Medical research claim a furphy
Hans Peter Dietz, professor in obstetrics and gynaecology, writes:
Re. "Health: political theatre aside, health cuts a bitter pill to swallow
" (yesterday). The claim that monies raised by a $7 Medicare co-payment is going to fund research is utter hypocrisy. In Germany, a co-payment of 10 euro was disestablished with bipartisan support in 2012 because it was shown
to cost more to administer than it raised.
A very uncharitable budget
Peter Matters writes:
Re. "The vindictive budget: how the fiscal burden is loaded on low-income earners
" (yesterday). The old cliche of the trickle-down effect -- by big business prospering, some part of the gain would be trickling down to us plebs -- has been constantly disproved over the years. Now Messrs Abbott and Hockey, the people who promised to represent all Australians, have tried something new, and I have coined a new word for it: "the trickle-up effect".
Keith Binns writes:
Much has been said about Abbott's Catholicism. All I can say is that, as a Christian, it sickens me to see Abbott so blatantly ignoring the clear teaching of the Bible on how the poor should be treated. This is a Budget that hits the poor. That is the exact opposite of what the Bible teaches. Over and over we are told that the poor are to be protected and helped and that God will judge those who don't do that. The other tragedy is that so many Christians are so badly taught they've never been told that.

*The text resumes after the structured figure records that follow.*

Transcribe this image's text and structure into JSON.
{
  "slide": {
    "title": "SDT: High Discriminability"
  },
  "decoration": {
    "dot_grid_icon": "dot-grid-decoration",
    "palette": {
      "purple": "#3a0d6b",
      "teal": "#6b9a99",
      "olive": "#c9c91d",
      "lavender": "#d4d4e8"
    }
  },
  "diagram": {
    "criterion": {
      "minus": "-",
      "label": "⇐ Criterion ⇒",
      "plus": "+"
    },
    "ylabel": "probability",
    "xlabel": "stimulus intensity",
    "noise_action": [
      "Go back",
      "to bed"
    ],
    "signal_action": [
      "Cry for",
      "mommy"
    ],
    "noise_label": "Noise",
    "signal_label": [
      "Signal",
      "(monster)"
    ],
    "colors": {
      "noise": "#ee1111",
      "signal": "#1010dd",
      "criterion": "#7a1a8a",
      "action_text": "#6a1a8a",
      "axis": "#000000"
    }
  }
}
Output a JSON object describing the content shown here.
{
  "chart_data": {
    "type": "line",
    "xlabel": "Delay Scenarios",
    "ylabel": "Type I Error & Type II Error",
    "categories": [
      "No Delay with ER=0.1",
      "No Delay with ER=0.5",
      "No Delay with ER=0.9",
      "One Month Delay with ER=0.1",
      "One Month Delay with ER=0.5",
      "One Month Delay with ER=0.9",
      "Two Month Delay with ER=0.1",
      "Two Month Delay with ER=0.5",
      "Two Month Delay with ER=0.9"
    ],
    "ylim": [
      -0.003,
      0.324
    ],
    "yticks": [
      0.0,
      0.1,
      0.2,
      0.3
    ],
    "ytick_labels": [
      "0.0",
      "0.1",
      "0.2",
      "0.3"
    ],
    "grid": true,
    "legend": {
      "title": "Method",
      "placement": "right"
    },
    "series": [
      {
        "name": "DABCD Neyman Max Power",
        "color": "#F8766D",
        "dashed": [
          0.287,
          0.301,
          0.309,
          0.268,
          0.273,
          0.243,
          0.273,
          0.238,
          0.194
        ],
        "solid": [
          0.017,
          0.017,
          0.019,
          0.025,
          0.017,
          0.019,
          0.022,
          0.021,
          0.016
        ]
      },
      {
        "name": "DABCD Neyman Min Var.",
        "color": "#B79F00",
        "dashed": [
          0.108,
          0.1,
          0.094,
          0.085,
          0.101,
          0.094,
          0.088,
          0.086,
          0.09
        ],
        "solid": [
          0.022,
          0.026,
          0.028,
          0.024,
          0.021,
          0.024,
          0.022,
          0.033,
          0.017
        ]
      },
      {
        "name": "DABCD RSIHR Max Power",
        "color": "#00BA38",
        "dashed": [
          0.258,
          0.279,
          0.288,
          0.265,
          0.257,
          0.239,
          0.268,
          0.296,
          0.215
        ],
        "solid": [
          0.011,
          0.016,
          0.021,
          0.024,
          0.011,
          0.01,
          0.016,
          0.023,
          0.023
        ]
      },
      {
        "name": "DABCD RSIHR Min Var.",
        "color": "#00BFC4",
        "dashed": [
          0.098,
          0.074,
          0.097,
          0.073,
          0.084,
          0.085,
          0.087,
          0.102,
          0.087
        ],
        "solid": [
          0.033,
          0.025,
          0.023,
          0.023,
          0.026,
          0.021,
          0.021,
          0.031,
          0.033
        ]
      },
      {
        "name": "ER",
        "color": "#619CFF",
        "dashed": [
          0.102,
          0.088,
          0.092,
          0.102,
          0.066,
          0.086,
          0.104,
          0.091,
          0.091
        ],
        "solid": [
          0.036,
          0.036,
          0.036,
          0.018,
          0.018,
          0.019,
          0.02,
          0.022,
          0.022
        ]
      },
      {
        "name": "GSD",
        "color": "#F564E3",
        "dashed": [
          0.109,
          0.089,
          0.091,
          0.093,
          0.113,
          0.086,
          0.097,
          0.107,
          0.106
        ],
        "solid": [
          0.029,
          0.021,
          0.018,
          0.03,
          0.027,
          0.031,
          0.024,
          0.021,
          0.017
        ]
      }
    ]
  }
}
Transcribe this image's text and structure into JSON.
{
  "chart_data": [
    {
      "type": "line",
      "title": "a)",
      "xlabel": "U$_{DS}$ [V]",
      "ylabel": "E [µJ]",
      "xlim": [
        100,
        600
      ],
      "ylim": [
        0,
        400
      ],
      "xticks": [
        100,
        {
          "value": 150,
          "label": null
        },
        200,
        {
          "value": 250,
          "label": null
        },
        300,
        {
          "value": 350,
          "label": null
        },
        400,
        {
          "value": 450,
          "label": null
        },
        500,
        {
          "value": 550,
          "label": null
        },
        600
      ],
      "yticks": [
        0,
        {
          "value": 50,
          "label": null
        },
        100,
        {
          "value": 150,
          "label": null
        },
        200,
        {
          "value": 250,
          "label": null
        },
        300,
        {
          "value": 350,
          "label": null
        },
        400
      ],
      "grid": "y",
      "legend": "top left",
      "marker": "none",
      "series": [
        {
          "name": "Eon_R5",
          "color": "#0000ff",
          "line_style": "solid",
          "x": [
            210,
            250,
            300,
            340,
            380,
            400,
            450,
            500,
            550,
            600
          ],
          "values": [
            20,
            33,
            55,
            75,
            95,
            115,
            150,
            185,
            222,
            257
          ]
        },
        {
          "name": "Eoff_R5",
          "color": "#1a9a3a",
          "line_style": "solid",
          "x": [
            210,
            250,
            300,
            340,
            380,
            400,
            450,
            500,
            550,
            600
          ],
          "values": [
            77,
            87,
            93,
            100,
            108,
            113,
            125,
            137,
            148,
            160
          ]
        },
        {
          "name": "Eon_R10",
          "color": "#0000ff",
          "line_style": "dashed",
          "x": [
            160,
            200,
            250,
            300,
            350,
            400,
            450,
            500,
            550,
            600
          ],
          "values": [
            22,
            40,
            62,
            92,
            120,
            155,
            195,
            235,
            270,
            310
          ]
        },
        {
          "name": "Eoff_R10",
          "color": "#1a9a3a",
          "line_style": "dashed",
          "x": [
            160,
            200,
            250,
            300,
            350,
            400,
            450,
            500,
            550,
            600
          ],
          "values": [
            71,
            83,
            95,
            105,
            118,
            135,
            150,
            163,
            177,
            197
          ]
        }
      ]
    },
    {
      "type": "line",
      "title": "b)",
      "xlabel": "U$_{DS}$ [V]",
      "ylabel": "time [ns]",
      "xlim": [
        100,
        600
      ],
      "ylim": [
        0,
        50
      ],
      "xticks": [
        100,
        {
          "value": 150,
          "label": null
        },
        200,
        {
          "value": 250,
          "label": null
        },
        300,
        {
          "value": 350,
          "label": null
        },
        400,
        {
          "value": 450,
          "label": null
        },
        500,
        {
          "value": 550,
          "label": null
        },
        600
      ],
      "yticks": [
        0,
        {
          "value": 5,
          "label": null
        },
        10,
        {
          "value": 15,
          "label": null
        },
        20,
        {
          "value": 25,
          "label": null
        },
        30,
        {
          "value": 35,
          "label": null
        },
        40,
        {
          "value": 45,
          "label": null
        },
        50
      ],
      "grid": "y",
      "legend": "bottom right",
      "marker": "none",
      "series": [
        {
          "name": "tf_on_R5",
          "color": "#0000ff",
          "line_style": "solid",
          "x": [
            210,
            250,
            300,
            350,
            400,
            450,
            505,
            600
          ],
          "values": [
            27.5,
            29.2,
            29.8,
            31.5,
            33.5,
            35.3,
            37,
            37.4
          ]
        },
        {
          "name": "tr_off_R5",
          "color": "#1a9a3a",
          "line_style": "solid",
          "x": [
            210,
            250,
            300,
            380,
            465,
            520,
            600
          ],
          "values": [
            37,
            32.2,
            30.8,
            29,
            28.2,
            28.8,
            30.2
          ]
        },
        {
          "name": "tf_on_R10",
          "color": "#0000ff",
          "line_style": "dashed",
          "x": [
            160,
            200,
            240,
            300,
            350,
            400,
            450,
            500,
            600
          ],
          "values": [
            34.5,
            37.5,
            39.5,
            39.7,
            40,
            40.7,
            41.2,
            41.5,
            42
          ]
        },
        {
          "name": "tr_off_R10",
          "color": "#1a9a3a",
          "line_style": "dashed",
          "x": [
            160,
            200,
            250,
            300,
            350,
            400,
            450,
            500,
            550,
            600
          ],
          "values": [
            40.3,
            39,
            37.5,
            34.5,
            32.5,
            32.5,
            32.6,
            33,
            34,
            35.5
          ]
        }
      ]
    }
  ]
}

Why the government hates the ABC
Joe Boswell writes:
Re. "ABC's foreign bureaux in danger after Australia Network budget axing
" (yesterday). You quoted ABC managing director Mark Scott saying the government "should reflect on the evidence that finds the ABC is the most trusted and respected broadcaster in the country ...". On the other hand, Scott might reflect on the evidence that the government is already all too aware of this. It is the principal reason the Liberal Party and News Corp passionately hate the ABC and are determined to undermine and ultimately destroy it.